Qui il “bradisisma campano” risulta affine di sofisticate sabbie mobili, di quelle angosce che apparentano il “femminile”, il “genere”, tutt’altro che debole, anzi ferocemente resistente, di gridata coscienza che così non è vita, una volta cacciati dall’Eden dopo che “le scummesse del cuore canuscettero l’età dell’oro”.
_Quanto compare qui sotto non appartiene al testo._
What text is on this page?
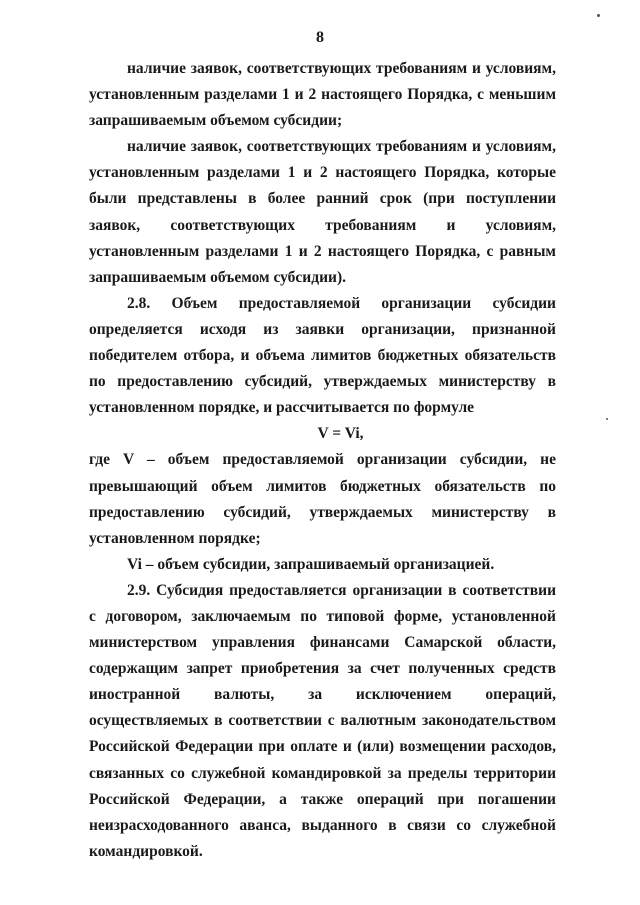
8

наличие заявок, соответствующих требованиям и условиям, установленным разделами 1 и 2 настоящего Порядка, с меньшим запрашиваемым объемом субсидии;

наличие заявок, соответствующих требованиям и условиям, установленным разделами 1 и 2 настоящего Порядка, которые были представлены в более ранний срок (при поступлении заявок, соответствующих требованиям и условиям, установленным разделами 1 и 2 настоящего Порядка, с равным запрашиваемым объемом субсидии).

2.8. Объем предоставляемой организации субсидии определяется исходя из заявки организации, признанной победителем отбора, и объема лимитов бюджетных обязательств по предоставлению субсидий, утверждаемых министерству в установленном порядке, и рассчитывается по формуле

V = Vi,

где V – объем предоставляемой организации субсидии, не превышающий объем лимитов бюджетных обязательств по предоставлению субсидий, утверждаемых министерству в установленном порядке;

Vi – объем субсидии, запрашиваемый организацией.

2.9. Субсидия предоставляется организации в соответствии с договором, заключаемым по типовой форме, установленной министерством управления финансами Самарской области, содержащим запрет приобретения за счет полученных средств иностранной валюты, за исключением операций, осуществляемых в соответствии с валютным законодательством Российской Федерации при оплате и (или) возмещении расходов, связанных со служебной командировкой за пределы территории Российской Федерации, а также операций при погашении неизрасходованного аванса, выданного в связи со служебной командировкой.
Gramaglie, Frattaglie: le minime pubblicazioni, quelle che poi finiranno col circolare soltanto tra i cari addetti, tra gli amici, felicemente rese utopiche, perdute alfine nei cassetti, nei garage, escluse per caso dalle autoantologie come messaggio erroneamente considerato laterale, “scordato”, rivelano, bloccati nella sincronia proprio gli aspetti più remoti, tradiscono l’inconfessabile, alludono a ferite che offendono il nervo scoperto, la carne viva.
Una tale testimonianza non può che tradirsi in un delizioso libriccino di alto peso specifico, una plaquette d’Autore (e di Editore). La quale di solito promette, nella sua apparente esiguità, ulteriore sviluppo, diritto alla mutazione, invocata evoluzione, susseguente teatro con scenari anche differenti se non opposti, ciclici, pendolari, isocroni, non più arcimboldeschi nella giostra istregonesca, e per nulla consolatori nell’affollata sagra fitta di molti impermeabili destini, dove roride leccornie estemporanee siano essiccate al vento magnetico, (magari nelle pause) sostituite dalle invidiate effimere frittelle, gioiose e indifferenti di chi ci passeggia appresso felice, sconosciuto.
Disperazione, eresia, coraggio, coniugato a smaliziata sapienza plurilinguistica che doma il verso senza togliere immediatezza e spontaneità all’invettiva della parole coniugata alla sperimentazione. Caratteristiche di poche poete. (Con tale autorevolezza e forza ne saprei citare al massimo altre due).
Perché nel lutto il poeta dice sempre di se, ma è famigliare di tutte le vittime, sia che sovrasti le vicende, sia che queste lo destrutturino, nonostante l’incanto di nuove roselle, che non sono per noi.